IMO what really matters is the kind of position that runs after the end of the book. I'm sure you understand what i mean.

Best Regards
Yes, but I assumed (perhaps wrongly) that most books used would choose a cross section of openings typically seen in human play.
lkaufman
Posts: 6258
Joined: Sun Jan 10, 2010 6:15 am
Location: Maryland USA
Full name: Larry Kaufman

Re: CEGT - rating lists August 12th 2012

Post by lkaufman »

Werner wrote:
lkaufman wrote:Question: What is the actual hardware and actual time limit used for most of the 40/4 games now? What time limit on some brand new Intel computer, say at 3 GHz, would be closest to what you actually use on average? We're trying to find out why our results for Komodo are consistently better at blitz than those reported by both CCRL and CEGT, even with our opening book modified to me more typical of others. Also, is it possible to see whether the ratings of the top few single-core engines would be much different if only pairings among them were rated?

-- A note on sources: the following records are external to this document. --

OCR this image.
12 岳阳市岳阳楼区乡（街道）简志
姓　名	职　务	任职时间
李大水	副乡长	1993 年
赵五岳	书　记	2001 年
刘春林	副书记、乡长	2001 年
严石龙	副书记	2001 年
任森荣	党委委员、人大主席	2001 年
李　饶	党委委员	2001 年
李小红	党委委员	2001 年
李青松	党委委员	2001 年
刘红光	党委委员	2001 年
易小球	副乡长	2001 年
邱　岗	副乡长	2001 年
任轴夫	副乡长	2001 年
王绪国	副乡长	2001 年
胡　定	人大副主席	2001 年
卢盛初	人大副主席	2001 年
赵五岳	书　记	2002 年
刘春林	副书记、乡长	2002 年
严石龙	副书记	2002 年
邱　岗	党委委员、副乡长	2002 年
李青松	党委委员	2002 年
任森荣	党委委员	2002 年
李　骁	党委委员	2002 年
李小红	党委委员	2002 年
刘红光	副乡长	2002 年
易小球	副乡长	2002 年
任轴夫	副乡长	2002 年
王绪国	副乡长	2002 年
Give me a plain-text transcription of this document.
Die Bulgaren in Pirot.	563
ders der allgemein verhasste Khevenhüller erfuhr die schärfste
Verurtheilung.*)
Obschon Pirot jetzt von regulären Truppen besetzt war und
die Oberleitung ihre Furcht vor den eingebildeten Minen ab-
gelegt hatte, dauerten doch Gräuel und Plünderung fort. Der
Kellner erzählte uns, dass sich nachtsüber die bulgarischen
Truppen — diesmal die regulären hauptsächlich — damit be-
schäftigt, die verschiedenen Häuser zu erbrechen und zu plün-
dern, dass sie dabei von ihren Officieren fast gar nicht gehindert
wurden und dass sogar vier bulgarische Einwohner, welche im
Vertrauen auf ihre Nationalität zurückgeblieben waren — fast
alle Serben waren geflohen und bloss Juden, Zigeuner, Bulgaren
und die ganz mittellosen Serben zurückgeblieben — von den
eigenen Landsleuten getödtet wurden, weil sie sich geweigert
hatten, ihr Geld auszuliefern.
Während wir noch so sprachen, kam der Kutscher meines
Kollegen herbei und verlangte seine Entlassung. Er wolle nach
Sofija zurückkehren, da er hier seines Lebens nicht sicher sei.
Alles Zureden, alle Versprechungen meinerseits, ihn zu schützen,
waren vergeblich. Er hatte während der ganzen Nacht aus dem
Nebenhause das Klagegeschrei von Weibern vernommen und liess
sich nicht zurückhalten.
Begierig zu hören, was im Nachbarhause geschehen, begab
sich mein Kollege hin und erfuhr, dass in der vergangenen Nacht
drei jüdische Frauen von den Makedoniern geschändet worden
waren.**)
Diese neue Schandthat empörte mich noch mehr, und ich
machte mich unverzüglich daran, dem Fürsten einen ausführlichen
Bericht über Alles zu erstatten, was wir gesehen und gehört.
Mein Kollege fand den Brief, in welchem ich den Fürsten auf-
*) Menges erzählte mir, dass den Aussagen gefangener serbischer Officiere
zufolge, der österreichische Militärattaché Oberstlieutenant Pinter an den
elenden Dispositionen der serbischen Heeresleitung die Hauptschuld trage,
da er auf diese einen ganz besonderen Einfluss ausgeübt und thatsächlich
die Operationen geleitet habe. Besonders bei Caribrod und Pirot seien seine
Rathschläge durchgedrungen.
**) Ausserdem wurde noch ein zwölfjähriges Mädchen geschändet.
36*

We appreciate all your hard work.

Thanks,
Larry for Komodo
Hi Larry,
sorry - Wolfgang is in its holidays, perhaps Gerhard too. I think Wolfgang posted his hardware a few months ago here.
Intel i5-2400 @3.10GHz / 4GB RAM
Intel Q-6600 @2.60GHz / 4GB RAM
Intel Q-8200 @2.33GHz / 4GB RAM
AMD X-4 @3.00GHz / 6GB RAM
maybe these are his pcs but I am not sure - and he runs games 40/3 not faster times. And I am sure he uses CB GUI only for playing games with Fritz engine. Both use Shredder GUI and Arena.
At least the Q-6600 does not use SSE4 I believe, I'm not sure about the others. Can you estimate what percentage of the games use SSE4? This is starting to look like the main culprit, in CCRL as well.
Also, are the longer time control (non-blitz) games played on the same machines, or do they perhaps all use SSE4?
ThatsIt
Posts: 992
Joined: Thu Mar 09, 2006 2:11 pm

Re: CEGT - rating lists August 12th 2012

Post by ThatsIt »

Hi Larry !
lkaufman wrote: [..snip...]
Can you estimate what percentage of the games use SSE4?
[...snip...]
All the Komodo 5 x64 games for the CEGT 40/4 were played by using SSE4.

Best wishes,
G.S.
(CEGT member)
Modern Times
Posts: 3748
Joined: Thu Jun 07, 2012 11:02 pm

Re: CEGT - rating lists August 12th 2012

Post by Modern Times »

All the Komodo 5 x64 games for the CEGT 40/4 were played by using SSE4.

Best wishes,
G.S.
(CEGT member)
Well now, that blows Larry's theory out of the water.